第12話

つまり、私はリビングのど真ん中で白夜先輩に覆いかぶさるようにして寝ていたワケで……。




「きゃぁぁぁっ!!」




思いっきり悲鳴を上げて白夜先輩から飛びのく。




心臓はバクバクと破裂寸前で、咄嗟に服が乱れていないかと確認をした。




「何もしてねぇよ」


悲鳴で目を覚ました先輩が呆れ顔で私を見る。




「あ、あの……私昨日……」




「あぁ。泣きまくってそのまま寝たんだよ。



せめてソファに寝かせてやろうと思ったんだけど、お前俺の服掴んだまま離さねぇし。




一緒に寝るしかねぇだろ」



そ、そうだんたんだ。




そうと知ると、ボリボリと頭をかく白夜先輩に申し訳なくなってきてしまう。




私のせいでベッドで寝れなかったんだ。




しかも、私この人の上で寝ちゃったんだよね。




重かった……よね?




ウジウジと考えていると、白夜先輩がクスッと微かに笑った。



え……?




その笑顔がすごく綺麗で、思わず頬が染まる。




「よかった、元気そうじゃん」




「あ……」




今の1人百面相を見て安心してくれたんだ。




「ま、まかせてよ! こう見えても私精神は図太いんだからっ!!」



トンッと自分の胸を叩いてみせると、白夜先輩は立ちあがり昨日みたいに私の頭をポンッと撫でた。




「無理すんなよ」




「へ……?」




「男の力は女を傷つけるタメにあるんじゃない。守るためにあるんだ」




ドキン――。




「それに……」




「え? なに?」




小さな声で、聞こえない。



聞き返すと、白夜先輩はチラっと私を見て、それから視線をそらした。




「なんでもない」




「えぇ!?」




「うるさい。着替えて朝飯行くぞ」




「ちょ、ちょっと待って!!」




慌てて白夜先輩の後を追いかける私。




今、ほんの少しだけ聞こえた。




――「お前は特別な存在になりそうだから」――




それって、私の聞き間違いじゃないよね――?


☆☆☆


白夜先輩の後を追いかけるようにして食堂へ入ると、そこにはもう全員が顔をそろえていた。

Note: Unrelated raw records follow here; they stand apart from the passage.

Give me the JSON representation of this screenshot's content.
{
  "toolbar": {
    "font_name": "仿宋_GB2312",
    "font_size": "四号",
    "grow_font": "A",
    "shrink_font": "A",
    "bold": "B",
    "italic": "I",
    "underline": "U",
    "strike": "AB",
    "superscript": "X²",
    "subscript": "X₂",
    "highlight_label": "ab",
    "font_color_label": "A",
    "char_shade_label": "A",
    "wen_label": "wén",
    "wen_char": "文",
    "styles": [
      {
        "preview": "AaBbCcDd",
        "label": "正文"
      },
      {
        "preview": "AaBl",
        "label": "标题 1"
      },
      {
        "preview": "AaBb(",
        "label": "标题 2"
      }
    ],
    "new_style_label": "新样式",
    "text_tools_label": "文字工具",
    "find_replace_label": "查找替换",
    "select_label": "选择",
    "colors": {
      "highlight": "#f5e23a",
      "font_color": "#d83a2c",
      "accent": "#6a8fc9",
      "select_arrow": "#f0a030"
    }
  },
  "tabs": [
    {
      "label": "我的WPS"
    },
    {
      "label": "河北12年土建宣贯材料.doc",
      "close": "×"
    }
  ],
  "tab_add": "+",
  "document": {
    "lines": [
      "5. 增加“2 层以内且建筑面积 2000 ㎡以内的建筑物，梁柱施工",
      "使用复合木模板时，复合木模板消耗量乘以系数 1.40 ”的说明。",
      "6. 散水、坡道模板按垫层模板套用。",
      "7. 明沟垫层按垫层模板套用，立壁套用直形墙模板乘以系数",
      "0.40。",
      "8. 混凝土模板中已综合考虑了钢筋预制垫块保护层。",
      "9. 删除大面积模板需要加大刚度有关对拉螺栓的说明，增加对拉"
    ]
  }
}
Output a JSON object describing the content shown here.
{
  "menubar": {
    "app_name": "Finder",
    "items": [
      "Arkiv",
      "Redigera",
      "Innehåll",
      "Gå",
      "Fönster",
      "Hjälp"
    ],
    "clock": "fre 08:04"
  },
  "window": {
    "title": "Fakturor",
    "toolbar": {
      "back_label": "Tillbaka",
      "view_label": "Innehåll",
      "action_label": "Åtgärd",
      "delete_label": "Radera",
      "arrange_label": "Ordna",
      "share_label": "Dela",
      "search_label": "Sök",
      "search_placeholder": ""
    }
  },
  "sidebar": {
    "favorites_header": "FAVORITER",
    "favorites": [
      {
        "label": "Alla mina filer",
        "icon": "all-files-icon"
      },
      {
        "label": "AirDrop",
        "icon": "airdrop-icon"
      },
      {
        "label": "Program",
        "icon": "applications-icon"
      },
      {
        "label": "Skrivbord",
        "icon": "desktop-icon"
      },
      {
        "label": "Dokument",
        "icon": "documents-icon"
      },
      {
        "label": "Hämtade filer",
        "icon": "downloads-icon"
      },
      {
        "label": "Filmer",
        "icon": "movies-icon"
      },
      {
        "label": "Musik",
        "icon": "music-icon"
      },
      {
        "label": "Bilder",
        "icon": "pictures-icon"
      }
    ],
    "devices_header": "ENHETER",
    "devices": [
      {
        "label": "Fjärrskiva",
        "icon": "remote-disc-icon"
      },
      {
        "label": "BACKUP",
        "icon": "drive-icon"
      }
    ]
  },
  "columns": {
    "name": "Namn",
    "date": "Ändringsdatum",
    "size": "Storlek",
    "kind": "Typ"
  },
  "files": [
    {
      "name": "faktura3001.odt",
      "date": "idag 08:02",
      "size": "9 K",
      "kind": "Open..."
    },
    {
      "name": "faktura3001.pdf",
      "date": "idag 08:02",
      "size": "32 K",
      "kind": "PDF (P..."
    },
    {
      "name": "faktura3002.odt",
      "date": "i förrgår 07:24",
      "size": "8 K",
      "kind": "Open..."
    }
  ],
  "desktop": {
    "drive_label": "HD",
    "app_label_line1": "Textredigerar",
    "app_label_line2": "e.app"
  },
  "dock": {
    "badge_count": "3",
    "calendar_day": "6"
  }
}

少し走ったせいで乱れた髪を手櫛で直し、一番奥の、白夜先輩の前の席に座る。




「おはよう明日香ちゃん、昨日はちゃんと眠れた?」




青葉先輩が心配そうに聞いてくる。



「だ、大丈夫です」




白夜先輩の胸の中で落ち着いて寝れた。




なんて事はいえないけれど、ふと思い出して赤面する。




「学校行ける? 無理なら休む連絡入れるよ?」




そう言ってくれたのは優人先輩。



クリクリの大きな目に不安の色をためて、ジッと見てくる。




か……かわいい。




年上なのに愛らしさ満点の優人先輩に、思わず胸がキュンッと悲鳴をあげる。




「本当に、平気です。それに、ここで1人で居た方が不安で……」




こんなに大きな建物の中で留守番なんて、それこそ嫌な事ばかりを思い出してしまいそうだ。




「俺たちが心配したら余計に思い出させるだけだ」




光輝先輩が横から口を挟み、この話は終わりになった。




みんなそれぞれ朝食のスープとパンに手を付け始め、ホッとする。




あまり気を使われすぎるのも、逆に辛い。



「じゃぁ、準備が出来たらちゃんと明日香ちゃんを学校まで送ってやれよ」




「わかってる」




青葉先輩の言葉に頷く白夜先輩。




私は慌てて食堂を出て、2人のあとを追った。




「あ、あの!」




「なに?」




「私なら、本当に大丈夫です。学校も近いし、1人で平気です」




階段を上がりながらそう言うと、「ダメだ」と、すぐに却下された。



「お前にはまだ言ってないことがある」




「え?」




「俺たち生徒会の裏の顔」




「恋愛野獣会……ですよね」




「そう。



そのことについて説明する必要もあるし、昨日の今日で単独行動をさせるワケにはいかない」




そう言う白夜先輩の表情は真剣そのものだ。




私の知らないことがまだまだ沢山あるみたいだ。




これ以上断ることは自分を輪の中から除外する事だと思い、「わかりました」と、小さく頷いたのだった。